Tutte queste forme di lotta risultate castranti si sono poi rivelate una delle cause principali
della situazione di crisi dei militanti stessi. Secondo noi la causa della crisi di identità del
militante nasce proprio dalla scissione forzata tra lotta politica e vita quotidiana, che egli è
costretto a fare proprio per i mezzi, per i contenuti, e per i metodi che la sua lotta politica
richiede. Lottare per l'emancipazione sociale, culturale, politica e morale dell'individuo,
significa riuscire ad essere per lui stimolo attraverso l'esempio delle proprie azioni
quotidiane, individuali e collettive, significa entrare nella propria realtà di sfruttato,
analizzarla e portare le sue contraddizioni agli altri. Non certo perché il personale è
politico o collettivo, ma perché solo attraverso una comunicazione diretta dei propri
bisogni e della propria espressione si può ottenere la comunicazione della rivolta. La
scissione tra lotta politica e vita quotidiana non è solo determinata dai momenti di lotta
falsati dalla loro spettacolarizzazione, ma anche e soprattutto dai ruoli che tali momenti
obbligano a ricoprire. Ecco quindi la crisi di ruolo del militante a tempo pieno teso
unicamente a comunicare con le masse ed incapace di comunicare con l'individuo e
addirittura con se stesso. Questa scissione drammatica dell'identità dell'individuo è forse la
causa primaria della crisi di rigetto e di riflusso dei soggetti rivoluzionari rispetto
all'organizzazione della lotta. E, ripetiamo, se questo può essere logico all'interno di
gruppi strutturati in modo gerarchico e verticale, non trova più una logica all'interno del
movimento anarchico. Il progetto anarchico ha la sua forza, ma anche la sua debolezza
nell'utopia. Ora, proiettare questa utopia in un futuro post-rivoluzionario, rischia di essere,
a livello di soggetto, un rimandare la costruzione della realtà o perlomeno di una parte di
questa realtà laddove è possibile, non foss'altro che dentro se stessi. Se è vero che in
ognuno di noi si annida il fascista, il maschio padrone, il giudice, il maestro, è proprio vero
che è verso di noi che dobbiamo rivolgere le armi della rivolta. Non si può pretendere di
voler emancipare gli altri senza insieme emancipare anche se stessi. E questo lo vediamo in
modo stridente nella nostra vita quotidiana. Con questo noi non intendiamo assolutamente
fare l'ideologizzazione del personale finendo per vivere un individualismo deleterio, dove
l'unica comunicazione possibile è quella ottenibile attorno al bisogno disperato di
aggregazione per sfuggire alla propria alienazione. Finendo per tentare di creare isole di
libertà vigilata, vivendo in ansia per la maggior parte della giornata per poi tirare due
boccate di paranoia attorno ad un po' di musica o ad uno spino, ricoprendo precisi ruoli di
un rito che non ha nulla a che vedere con il bisogno di comunicazione o di aggregazione, e
che resta fine a se stesso. Così come prima si viveva una realtà di militanza in modo
estemporaneo attraverso il ruolo del militante, ora si vive una realtà di svacco travestita da
ideologia del personale, vivendo il ruolo di emarginato, di diverso, come un'alternativa
reale al ruolo di integrato, di "normale".

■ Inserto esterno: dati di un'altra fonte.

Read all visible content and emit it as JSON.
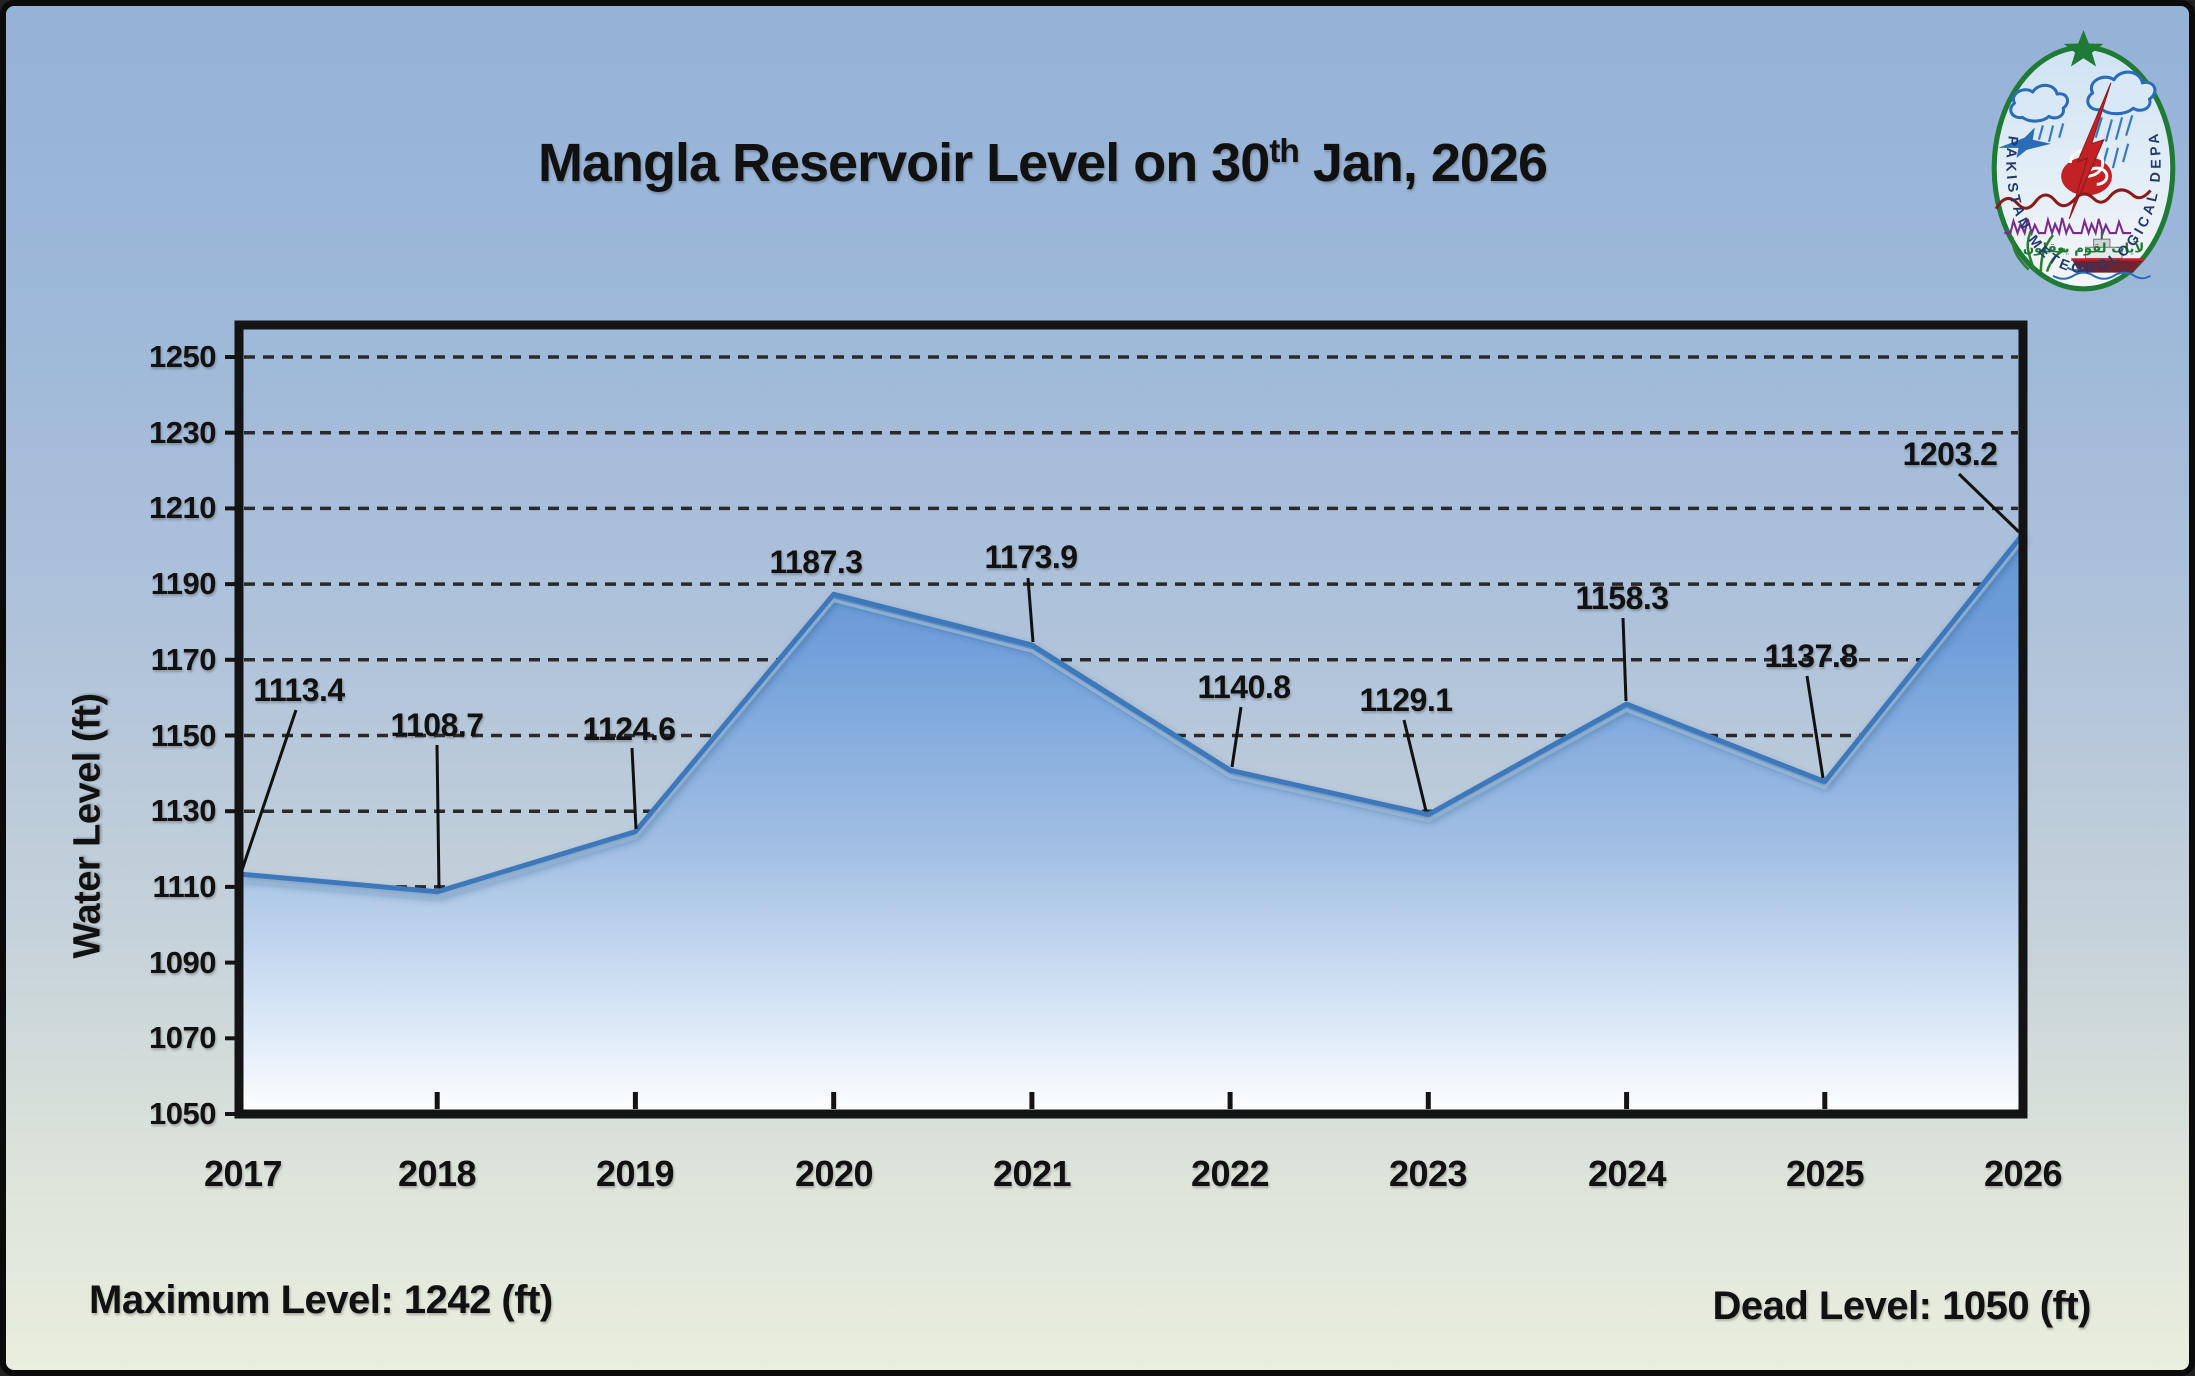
{
  "title": {
    "prefix": "Mangla Reservoir Level on 30",
    "superscript": "th",
    "suffix": " Jan, 2026"
  },
  "y_axis": {
    "title": "Water Level (ft)",
    "tick_labels": [
      "1250",
      "1230",
      "1210",
      "1190",
      "1170",
      "1150",
      "1130",
      "1110",
      "1090",
      "1070",
      "1050"
    ]
  },
  "x_axis": {
    "tick_labels": [
      "2017",
      "2018",
      "2019",
      "2020",
      "2021",
      "2022",
      "2023",
      "2024",
      "2025",
      "2026"
    ]
  },
  "annotations": {
    "max_level": "Maximum Level: 1242 (ft)",
    "dead_level": "Dead Level: 1050 (ft)"
  },
  "logo": {
    "org_text": "PAKISTAN METEOROLOGICAL DEPARTMENT",
    "arabic_motto": "لآيات لقوم يعقلون"
  },
  "chart_data": {
    "type": "area",
    "title": "Mangla Reservoir Level on 30th Jan, 2026",
    "categories": [
      2017,
      2018,
      2019,
      2020,
      2021,
      2022,
      2023,
      2024,
      2025,
      2026
    ],
    "values": [
      1113.4,
      1108.7,
      1124.6,
      1187.3,
      1173.9,
      1140.8,
      1129.1,
      1158.3,
      1137.8,
      1203.2
    ],
    "xlabel": "",
    "ylabel": "Water Level (ft)",
    "ylim": [
      1050,
      1258
    ],
    "y_tick_step": 20,
    "grid": "dashed-horizontal",
    "data_labels": true,
    "legend": "none",
    "max_level_ft": 1242,
    "dead_level_ft": 1050
  },
  "colors": {
    "area_top": "#6598d3",
    "area_bottom": "#fdfeff",
    "edge_line": "#3e78bb",
    "frame": "#141414",
    "gridline": "#2a2a2a",
    "background_top": "#95b2d7",
    "background_bottom": "#e9eede",
    "logo_green": "#1e7a34",
    "logo_red": "#c22126",
    "logo_blue": "#2b6cb8"
  }
}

Ma come è possibile costruire qualcosa di effettivamente valido, di anarchico anche se
minimale senza intoppare nella repressione violenta o strutturale del sistema? Forse è
inutile parlare di canali, di spazi lasciati liberi, inutile e forse un po' ridicolo, soprattutto
ora che il sistema è sempre più forte, violento e repressivo. Ma è anche vero che partendo
da una considerazione così distruttiva si può arrivare alla scelta disperata e suicida di una
lotta modello B.R., sterile e funzionale al sistema (vedi leggi speciali).

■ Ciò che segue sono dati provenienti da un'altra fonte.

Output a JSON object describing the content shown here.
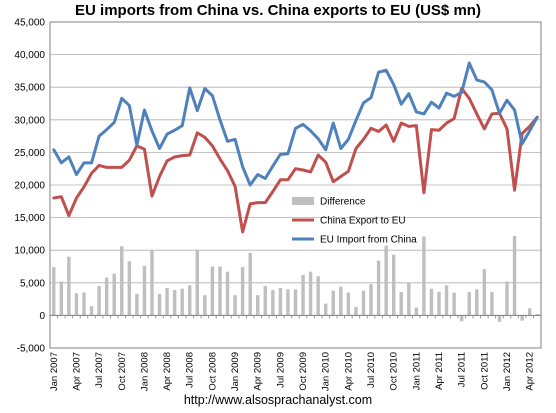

Noi crediamo, partendo dalla considerazione che il sistema non è ancora riuscito come
vorrebbe far credere a portare a termine il suo progetto di massificazione, che sia possibile
ancora poter comunicare agli sfruttati la rivolta: cioè emanciparli. Questa possibilità di
comunicazione passa per la nostra capacità di individui e di movimento, di uscire dai
vecchi schemi e dai ruoli che essi impongono e ricominciare a riappropriarci di noi stessi,
cioè del nostro quotidiano che è lo stesso quotidiano dei nostri interlocutori. -Vale a dire
riappropriarsi della nostra capacità di comunicare con gli altri e con noi stessi. Ciò
significa a livello di movimento che si deve cominciare a far emergere tutte quelle
tematiche che riguardano questa riappropriazione, come ad esempio i problemi inerenti al
lavoro e/o al suo rifiuto, al rapporto con l'ambiente, alle possibilità esistenti di cominciare
a creare situazioni di vita anarchica, ai problemi riguardanti l'uso del proprio corpo come
mezzo di espressione, di comunicazione, di rivolta, i problemi riguardanti i rapporti fra
compagni, il nostro essere castrati da mille situazioni e realtà alienanti, il nostro castrare
gli altri con il nostro comportamento, e mille altri argomenti legati alla nostra capacità di
autoemancipazione attraverso le azioni quotidiane, che non possono essere che stimoli
positivi per tutti coloro che come noi vivono la stessa realtà alienante di sfruttamento.
Tutto questo, lo ripetiamo, non vuole essere un voler ideologizzare schematizzandoli
schemi e momenti legati al personale, ma vuole essere un cominciare a vivere l'utopia,
proprio perché siamo un movimento di gente che vuole vivere l'anarchia.